The differing methods of expansion actually helped determine the area each religion would cover as it spread. Christians during the first two centuries traveled from city to city in the Roman Empire, taking advantage of the excellent Roman roads. As a result, the first two centuries saw the Gospel spread primarily in Roman territory,9 although it was also carried to some other areas, including Ethiopia and perhaps even India.10 By the year 200 A.D., Christian communities existed throughout the Middle East and Turkey, and there were several in Greece and Italy as well. Islam, however, spread from Saudi Arabia and conquered most of the Middle East and North Africa. Muslims even extended themselves into the Iberian Peninsula and pressed north, nearly reaching Paris before Charles Martel checked their advance by defeating them at the Battle of Tours in 732.11 Because Islam advanced by force, it met with hostility and resistance in Europe, where Christianity was already strong. But in other areas, such as Egypt and Syria, it was accepted readily by people who had been living under suppressive rule.12 As a result of its method of expansion, therefore, Islam could not spread far north into Europe—as Christianity had done during the Roman Empire—but remained in the territory south of Europe instead.

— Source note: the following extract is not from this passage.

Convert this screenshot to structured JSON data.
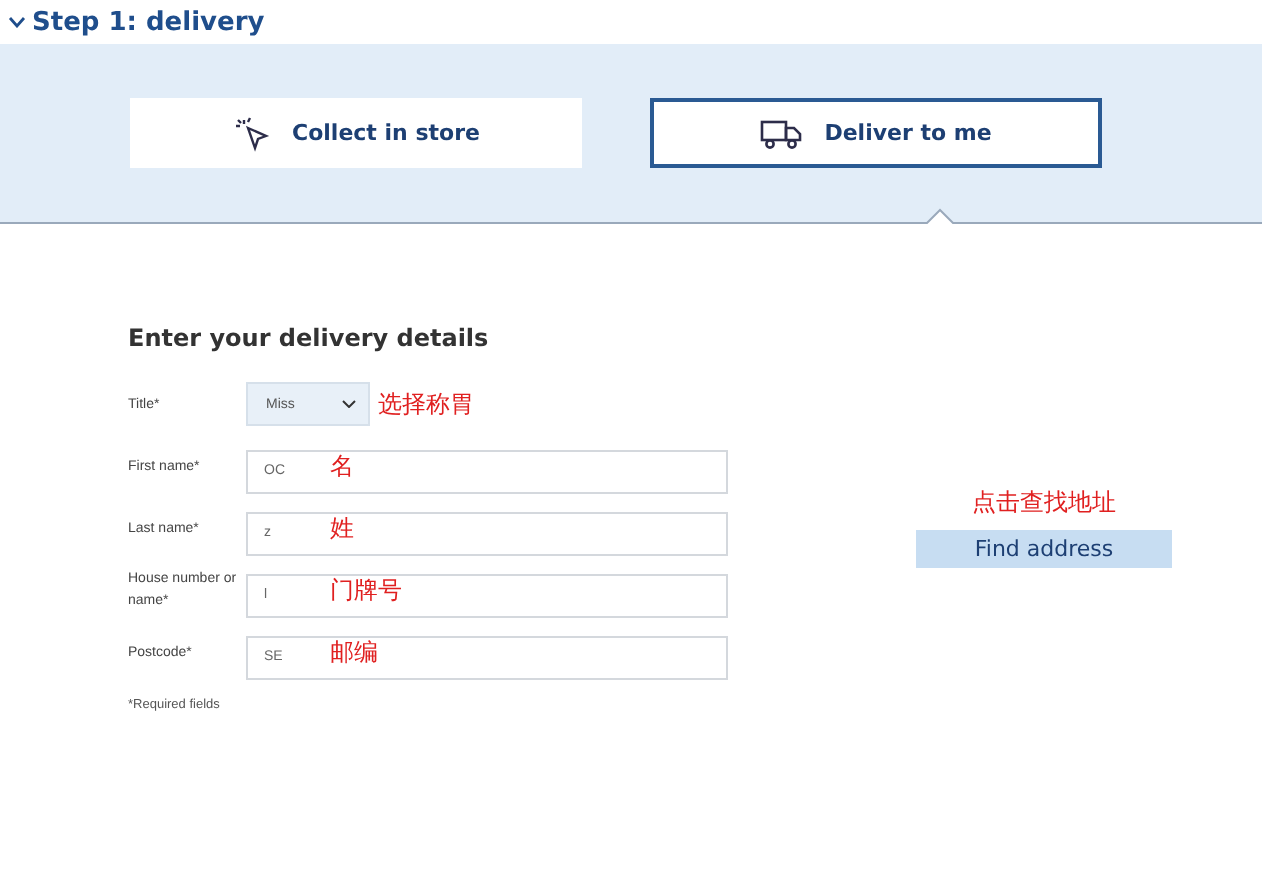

Clearly, the first two centuries of Christian expansion differed greatly from Islam’s first two centuries of expansion, in spite of some early similarities. Although the spread of both religions was initially sparked by persecution, they went about spreading their messages in very different ways. As a result of Christianity’s reliance on missionaries—who used the Roman roads—it spread primarily in the Roman Empire. Since Islam, on the other hand, used force to expand its territory, it could not expand far into Europe because it met military opposition. Instead it engulfed most of the Middle East and North Africa. Even today the marks of Christianity and Islam can be seen in the areas where they first spread. After its first two centuries of expansion, Christianity eventually became the official religion of the Roman Empire,13 and it profoundly influenced the development of Europe and, consequently, of the Americas. Islam still remains dominant in much of the Middle East and North Africa where it once created an empire, and this area has now become a hot spot for conflict. As prophesied in Genesis 16:11-12, "...Ishmael ... will be a wild donkey of a man, with his hand against everyone, and everyone's hand against him; and he will live at odds with all his kin." Prime examples of this are Iraqi aggression and Arab nations attacks on Israel. Ishmael's descendants have pursued a course of violence that only increased with the spread of Islam. A twisted Christianity reacted to Ishmael's aggression during the Crusades but true Christianity follows Christ, the Prince of Peace. Unlike Ishmael's children who follow Mohammad's example of coercive and violent expansion. Over time, therefore, the spread of these two religions continues to drastically impact the stability of the entire world.